# Tragic loss- Nick Nilmeyer dies in crash



## evangilder (Mar 22, 2006)

I am pretty sure I posted a video a year or so ago with his routine. Nick was killed in a crash on Tuesday in his Extra 300S. Sad to see such a young and incredibly talented pilot go. He was 22 years old. Rest well, Nick, we will miss you. 

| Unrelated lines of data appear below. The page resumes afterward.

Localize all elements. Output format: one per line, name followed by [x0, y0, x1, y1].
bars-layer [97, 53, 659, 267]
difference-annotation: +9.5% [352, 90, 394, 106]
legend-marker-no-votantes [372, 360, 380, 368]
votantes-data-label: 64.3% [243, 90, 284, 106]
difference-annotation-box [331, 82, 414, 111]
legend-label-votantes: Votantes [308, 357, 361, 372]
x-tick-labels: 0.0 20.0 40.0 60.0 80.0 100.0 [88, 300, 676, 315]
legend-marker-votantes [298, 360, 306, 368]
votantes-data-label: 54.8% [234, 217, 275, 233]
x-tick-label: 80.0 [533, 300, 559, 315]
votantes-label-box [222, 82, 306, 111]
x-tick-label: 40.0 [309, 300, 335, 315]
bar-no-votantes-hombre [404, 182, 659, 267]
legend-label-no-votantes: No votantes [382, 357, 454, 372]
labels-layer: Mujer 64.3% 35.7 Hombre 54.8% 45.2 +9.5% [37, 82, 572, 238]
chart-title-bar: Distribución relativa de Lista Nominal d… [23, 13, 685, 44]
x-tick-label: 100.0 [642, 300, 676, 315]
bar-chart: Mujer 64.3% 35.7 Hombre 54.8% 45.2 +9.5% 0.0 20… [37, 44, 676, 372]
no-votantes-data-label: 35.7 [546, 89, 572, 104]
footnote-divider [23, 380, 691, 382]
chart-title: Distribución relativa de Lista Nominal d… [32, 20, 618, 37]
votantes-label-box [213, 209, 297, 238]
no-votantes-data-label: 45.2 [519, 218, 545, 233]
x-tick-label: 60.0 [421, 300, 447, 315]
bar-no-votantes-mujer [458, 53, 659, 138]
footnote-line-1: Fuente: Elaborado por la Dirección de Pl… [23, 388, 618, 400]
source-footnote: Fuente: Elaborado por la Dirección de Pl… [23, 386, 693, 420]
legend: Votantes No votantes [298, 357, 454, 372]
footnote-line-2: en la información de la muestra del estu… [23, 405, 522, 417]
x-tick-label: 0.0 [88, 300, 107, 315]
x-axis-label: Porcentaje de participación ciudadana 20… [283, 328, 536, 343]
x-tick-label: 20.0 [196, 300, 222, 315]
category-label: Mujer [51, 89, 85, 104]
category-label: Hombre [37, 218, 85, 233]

http://www.montereyherald.com/mld/montereyherald/news/local/14157834.htm



> After spending a morning rehearsing dramatic air show maneuvers, stunt pilot Nick Nilmeyer was killed Monday while attempting to land a single-seat plane in a private airfield near Greenfield.
> 
> Nilmeyer, 23, was well known to locals for his energetic performances at the annual California International Airshow in Salinas.
> 
> ...


----------



## FLYBOYJ (Mar 22, 2006)

Great pilot - will be missed!!


----------



## FLYBOYJ (Mar 22, 2006)

Great pilot, such a tragedy...


----------



## v2 (Mar 23, 2006)




----------



## loomaluftwaffe (Mar 23, 2006)

A great pilot
if only i can get a pilot license at 17


----------



## evangilder (Mar 23, 2006)

He was an exceptional pilot and extremely dedicated to his craft.


----------



## cheddar cheese (Mar 24, 2006)

I think I watched that vid you posted, truely awesome...a sad loss.


----------



## Nonskimmer (Mar 24, 2006)

Indeed.


----------



## Gnomey (Mar 25, 2006)

Very true, he will be missed.


----------